Aussi nommé pour Meilleure réalisatrice, Meilleur scénario original, Meilleure actrice et Meilleur montage.
2. Nomadland (ex æquo)
Film de Chloé Zhao. Avec Frances McDormand.
Appauvrie par la crise de 2008, une femme américaine découvre une nouvelle vie en devenant une « nomade » et en traversant les États-Unis en camionnette.
Comme le dit le proverbe : loin des yeux, loin du cœur. En nous rappelant que les orphelins du capitalisme ne sont pas si loin de nos maisons, Chloé Zhao propose un film brut et rempli d’humanité. La mise en scène de Chloé Zhao fait preuve d’une maturité et d’une sagesse de plus en plus rares dans les rangs cinématographiques américains (incluant les films indépendants). Zhao honore l’écrit de Jessica Bruder et explore l’espace et sa dualité intérieur/extérieur de manière crue, mais esthétique, et pourtant sans prétention.

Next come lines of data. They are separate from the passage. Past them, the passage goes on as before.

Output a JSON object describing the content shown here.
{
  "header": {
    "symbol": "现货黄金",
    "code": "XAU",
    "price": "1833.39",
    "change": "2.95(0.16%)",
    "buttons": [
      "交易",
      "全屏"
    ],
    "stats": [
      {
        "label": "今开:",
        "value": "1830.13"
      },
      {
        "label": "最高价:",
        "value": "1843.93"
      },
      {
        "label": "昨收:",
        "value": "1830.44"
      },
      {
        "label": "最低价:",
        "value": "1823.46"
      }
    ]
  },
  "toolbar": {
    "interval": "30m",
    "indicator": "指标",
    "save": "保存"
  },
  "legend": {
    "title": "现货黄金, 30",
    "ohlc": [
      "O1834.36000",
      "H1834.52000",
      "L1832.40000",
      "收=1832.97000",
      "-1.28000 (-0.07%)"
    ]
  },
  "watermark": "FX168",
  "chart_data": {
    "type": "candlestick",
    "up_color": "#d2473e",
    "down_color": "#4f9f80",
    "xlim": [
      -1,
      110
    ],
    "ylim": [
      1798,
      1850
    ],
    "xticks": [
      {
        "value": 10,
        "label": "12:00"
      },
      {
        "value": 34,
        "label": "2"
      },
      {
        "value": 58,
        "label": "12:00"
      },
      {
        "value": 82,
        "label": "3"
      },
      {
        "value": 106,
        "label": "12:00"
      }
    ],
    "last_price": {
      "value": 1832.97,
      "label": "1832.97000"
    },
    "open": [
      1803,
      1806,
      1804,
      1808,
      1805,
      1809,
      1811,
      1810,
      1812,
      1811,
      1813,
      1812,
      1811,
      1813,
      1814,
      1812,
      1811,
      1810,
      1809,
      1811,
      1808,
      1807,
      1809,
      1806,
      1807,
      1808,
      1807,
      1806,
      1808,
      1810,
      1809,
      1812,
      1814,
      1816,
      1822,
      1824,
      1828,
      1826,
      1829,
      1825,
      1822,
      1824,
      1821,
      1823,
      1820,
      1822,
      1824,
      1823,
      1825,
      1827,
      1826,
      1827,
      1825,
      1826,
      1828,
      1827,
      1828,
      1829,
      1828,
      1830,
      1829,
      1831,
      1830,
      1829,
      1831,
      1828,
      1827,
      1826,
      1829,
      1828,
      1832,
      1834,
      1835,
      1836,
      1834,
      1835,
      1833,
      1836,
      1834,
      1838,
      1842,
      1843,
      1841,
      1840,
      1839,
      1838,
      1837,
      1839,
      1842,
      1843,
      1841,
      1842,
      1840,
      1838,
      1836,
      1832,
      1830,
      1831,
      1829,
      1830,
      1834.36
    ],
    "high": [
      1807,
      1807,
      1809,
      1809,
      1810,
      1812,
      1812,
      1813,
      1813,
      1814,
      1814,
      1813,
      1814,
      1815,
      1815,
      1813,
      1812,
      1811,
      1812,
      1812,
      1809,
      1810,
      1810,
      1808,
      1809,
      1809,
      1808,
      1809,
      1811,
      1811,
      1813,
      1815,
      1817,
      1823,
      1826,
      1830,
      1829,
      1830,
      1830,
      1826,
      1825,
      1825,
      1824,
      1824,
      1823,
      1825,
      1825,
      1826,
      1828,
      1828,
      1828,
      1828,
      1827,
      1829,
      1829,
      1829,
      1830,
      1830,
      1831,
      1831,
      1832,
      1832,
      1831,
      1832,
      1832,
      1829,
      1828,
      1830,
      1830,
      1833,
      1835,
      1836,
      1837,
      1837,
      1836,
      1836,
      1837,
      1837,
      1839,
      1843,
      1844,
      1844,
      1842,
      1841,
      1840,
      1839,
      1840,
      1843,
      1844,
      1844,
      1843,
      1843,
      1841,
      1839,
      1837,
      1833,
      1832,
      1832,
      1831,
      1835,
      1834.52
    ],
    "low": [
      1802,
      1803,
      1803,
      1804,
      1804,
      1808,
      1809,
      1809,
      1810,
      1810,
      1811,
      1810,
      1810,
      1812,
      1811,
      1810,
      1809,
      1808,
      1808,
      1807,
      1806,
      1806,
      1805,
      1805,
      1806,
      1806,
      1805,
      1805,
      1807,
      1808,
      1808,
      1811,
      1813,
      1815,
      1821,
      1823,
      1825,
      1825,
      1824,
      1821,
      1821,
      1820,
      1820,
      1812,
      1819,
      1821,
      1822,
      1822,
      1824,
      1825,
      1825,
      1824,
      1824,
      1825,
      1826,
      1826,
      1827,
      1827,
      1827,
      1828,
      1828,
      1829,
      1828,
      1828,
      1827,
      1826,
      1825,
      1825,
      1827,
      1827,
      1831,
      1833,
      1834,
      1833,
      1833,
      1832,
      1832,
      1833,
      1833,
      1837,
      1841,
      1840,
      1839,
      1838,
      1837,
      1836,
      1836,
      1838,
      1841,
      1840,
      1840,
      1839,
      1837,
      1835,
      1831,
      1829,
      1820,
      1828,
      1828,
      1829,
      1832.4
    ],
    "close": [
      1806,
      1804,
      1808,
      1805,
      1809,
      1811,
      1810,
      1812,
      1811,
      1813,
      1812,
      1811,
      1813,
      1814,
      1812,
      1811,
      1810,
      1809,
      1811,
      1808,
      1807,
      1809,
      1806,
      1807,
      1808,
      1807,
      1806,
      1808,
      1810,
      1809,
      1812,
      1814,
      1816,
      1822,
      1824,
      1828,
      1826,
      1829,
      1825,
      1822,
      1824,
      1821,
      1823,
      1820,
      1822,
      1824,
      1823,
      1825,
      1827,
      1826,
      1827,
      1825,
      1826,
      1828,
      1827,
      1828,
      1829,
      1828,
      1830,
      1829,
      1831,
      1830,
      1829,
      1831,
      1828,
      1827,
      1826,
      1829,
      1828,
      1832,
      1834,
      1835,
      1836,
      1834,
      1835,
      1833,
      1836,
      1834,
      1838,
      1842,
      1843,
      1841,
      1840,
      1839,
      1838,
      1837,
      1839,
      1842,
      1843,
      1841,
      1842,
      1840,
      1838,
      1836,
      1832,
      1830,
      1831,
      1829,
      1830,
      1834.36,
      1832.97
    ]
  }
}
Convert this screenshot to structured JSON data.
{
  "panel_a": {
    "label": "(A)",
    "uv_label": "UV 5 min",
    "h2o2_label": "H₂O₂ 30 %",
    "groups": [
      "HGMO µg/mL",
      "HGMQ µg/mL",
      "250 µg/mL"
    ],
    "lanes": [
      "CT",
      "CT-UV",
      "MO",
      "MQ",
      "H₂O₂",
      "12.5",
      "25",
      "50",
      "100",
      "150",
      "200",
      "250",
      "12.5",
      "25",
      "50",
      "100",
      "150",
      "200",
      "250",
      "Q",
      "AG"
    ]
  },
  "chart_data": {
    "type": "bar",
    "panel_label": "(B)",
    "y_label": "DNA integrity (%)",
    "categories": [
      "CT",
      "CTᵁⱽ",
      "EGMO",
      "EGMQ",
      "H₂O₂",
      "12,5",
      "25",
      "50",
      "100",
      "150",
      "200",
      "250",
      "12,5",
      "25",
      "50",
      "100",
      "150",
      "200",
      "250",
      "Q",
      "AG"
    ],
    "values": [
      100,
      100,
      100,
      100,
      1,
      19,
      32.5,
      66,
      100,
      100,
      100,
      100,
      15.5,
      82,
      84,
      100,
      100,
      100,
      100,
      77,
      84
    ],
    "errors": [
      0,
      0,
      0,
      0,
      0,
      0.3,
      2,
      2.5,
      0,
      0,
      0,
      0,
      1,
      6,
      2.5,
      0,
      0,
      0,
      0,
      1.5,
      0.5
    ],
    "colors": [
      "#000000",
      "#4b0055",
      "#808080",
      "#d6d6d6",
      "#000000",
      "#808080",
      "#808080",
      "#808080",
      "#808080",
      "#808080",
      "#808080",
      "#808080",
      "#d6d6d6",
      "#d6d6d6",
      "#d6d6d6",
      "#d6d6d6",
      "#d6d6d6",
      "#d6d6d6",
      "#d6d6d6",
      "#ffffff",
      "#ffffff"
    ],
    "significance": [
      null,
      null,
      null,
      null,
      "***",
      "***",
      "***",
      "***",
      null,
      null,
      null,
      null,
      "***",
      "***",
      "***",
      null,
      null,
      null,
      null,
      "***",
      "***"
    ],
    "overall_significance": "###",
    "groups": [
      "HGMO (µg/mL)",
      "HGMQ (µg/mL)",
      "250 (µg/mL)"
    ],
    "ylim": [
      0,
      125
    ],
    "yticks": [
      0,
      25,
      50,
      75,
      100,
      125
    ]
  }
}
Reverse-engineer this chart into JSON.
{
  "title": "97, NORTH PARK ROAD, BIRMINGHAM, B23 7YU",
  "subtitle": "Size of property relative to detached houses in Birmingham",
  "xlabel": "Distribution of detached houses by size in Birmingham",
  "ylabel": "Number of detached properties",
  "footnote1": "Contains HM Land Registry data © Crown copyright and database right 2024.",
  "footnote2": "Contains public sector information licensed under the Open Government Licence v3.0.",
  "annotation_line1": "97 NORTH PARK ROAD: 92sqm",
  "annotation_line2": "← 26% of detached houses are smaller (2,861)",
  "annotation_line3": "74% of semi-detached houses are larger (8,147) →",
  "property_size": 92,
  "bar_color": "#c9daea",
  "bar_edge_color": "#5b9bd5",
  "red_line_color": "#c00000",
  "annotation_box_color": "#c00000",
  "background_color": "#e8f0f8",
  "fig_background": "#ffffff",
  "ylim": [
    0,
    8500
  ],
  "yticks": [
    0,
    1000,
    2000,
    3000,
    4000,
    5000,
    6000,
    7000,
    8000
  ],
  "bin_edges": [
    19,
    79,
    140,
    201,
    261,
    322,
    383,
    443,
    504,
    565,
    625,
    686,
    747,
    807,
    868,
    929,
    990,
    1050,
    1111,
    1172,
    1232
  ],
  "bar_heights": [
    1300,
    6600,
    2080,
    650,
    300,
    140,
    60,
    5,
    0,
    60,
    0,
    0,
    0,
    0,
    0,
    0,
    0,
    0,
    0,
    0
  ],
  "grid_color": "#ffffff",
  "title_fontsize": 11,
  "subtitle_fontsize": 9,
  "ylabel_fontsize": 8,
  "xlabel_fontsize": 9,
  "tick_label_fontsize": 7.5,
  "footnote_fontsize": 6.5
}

La force interprétative de Frances McDormand transcende l’écran : McDormand dépasse les gammes émotives traditionnelles pour réussir à nous toucher par la résilience, l’anxiété, mais aussi le malaise de son personnage.
Aussi nommé pour Meilleure réalisatrice, Meilleure actrice, Meilleur scénario adapté, Meilleure photographie et Meilleur montage.
1. Sound of Metal
Film de Darius Marder. Avec Riz Ahmed et Olivia Cooke.
Batteur dans un groupe metal avec sa copine, Reuben perd l’audition et voit sa vie complètement chamboulée.
Bande annonce de Sound of Metal
L’histoire est simple et n’a rien de bien surprenant. Et pourtant, Sound of Metal résonne (haha) par son approche de la différence. Sound of Metal épargne la pitié pour plutôt laisser place aux sacrifices, à la frustration et à l’entêtement. Dans ce film, la résilience est présente, mais pas usurpée. Le misérabilisme est rejeté et permet au film de rayonner par une brutalité cinglante et pourtant authentique. Je ne pense pas trop vous surprendre si je vous dis que Sound of Metal bénéficie d’une technique sonore extrêmement appropriée et convaincante.
Aussi nommé pour Meilleur acteur, Meilleur acteur de soutien, Meilleur scénario original, Meilleur montage et Meilleur son.